The Employee Benefit Research Institute (EBRI) aims to help soon-to-be beneficiaries know how much they need to save to afford their healthcare costs. EBRI has taken some recent changes to aspects of Medicare, Part D and Medicare Advantage into account and constructed some figures to achieve that goal. While each individual’s experience can vary greatly because of plan type, location, and personal health, EBRI grouped its results into a few different situations.
65 years old, Medigap enrolled
In this scenario, a man will need $96,000 saved if he would like a 50% chance to cover his average premiums, cost-sharing and the average amount spent on prescription drugs. A woman in the same scenario will need to save $116,000.
If he doesn’t like those odds, he can save $166,000 to get a 90% chance of covering those same needs. Similarly, a woman will need $197,000.
For a couple, that number is $318,000.
If a couple needs more costly drugs, they will need to save more. In order to have a 90% chance of covering their health care costs through retirement, they will need to have $383,000 stashed away.
65 years old, Medicare Advantage enrolled
Do it again, but with Medicare Advantage? Keeping all other variables the same, EBRI predicts the average man needs $56,000 to hit that 50% chance of covering all costs, and $96,000 for 90%. For a woman, that number is $67,000 for 50%, and $113,000 for 90%. Couples need to save $123,000 for 50%, and $184,000 for 90%.
How does it stack up?
Let’s put the data in perspective. According to a 2022 report published by Vanguard, the median savings for a 65-year-old person is $87,700. Clients whose assets are closer to this median will need to carefully weigh their options to ensure healthcare needs are met throughout retirement. Those above the median rate may have more flexibility in how they approach their healthcare.

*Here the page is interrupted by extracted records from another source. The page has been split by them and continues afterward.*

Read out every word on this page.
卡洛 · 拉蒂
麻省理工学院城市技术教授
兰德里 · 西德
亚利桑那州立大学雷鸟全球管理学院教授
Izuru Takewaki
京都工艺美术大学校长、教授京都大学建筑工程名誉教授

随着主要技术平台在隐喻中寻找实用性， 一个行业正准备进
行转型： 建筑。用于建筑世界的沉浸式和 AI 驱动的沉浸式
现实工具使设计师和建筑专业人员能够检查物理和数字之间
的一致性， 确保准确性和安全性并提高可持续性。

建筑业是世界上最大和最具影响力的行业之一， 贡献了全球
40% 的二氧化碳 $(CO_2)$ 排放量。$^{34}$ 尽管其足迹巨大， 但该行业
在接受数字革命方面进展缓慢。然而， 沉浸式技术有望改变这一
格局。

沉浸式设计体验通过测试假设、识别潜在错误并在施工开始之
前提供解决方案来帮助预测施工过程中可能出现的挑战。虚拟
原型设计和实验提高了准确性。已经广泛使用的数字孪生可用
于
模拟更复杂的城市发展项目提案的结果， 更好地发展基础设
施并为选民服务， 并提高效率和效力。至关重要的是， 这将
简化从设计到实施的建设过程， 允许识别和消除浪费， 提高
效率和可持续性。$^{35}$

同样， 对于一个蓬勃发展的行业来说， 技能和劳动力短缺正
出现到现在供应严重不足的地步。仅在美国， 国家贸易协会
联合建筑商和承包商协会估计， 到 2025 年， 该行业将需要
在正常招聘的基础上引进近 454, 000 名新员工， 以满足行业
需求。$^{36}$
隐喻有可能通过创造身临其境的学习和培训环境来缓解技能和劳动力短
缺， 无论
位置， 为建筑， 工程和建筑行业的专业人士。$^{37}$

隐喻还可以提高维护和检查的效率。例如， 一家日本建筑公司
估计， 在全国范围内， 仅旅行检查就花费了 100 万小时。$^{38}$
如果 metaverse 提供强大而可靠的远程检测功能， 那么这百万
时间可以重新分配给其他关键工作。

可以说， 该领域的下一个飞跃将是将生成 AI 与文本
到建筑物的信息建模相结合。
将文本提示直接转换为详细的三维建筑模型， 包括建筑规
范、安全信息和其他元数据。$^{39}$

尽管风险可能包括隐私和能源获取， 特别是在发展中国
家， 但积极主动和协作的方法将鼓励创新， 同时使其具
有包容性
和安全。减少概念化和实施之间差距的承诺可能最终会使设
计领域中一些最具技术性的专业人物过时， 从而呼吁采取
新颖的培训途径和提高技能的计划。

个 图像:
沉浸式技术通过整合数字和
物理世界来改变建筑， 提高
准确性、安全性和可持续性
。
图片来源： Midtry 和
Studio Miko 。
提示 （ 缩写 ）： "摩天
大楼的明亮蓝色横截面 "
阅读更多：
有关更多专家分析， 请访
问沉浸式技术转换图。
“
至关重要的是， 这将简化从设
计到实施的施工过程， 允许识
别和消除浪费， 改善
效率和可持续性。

Since everyone’s situation is different, it’s impossible to make a universal recommendation. Each client’s personal circumstances should guide their final decisions. It can be easier, though, when an educated guess is available for future beneficiaries to base those decisions on. Nothing is set in stone, and these figures will change over time. But one thing is certain to remain the same: our desire to retire in comfort and health.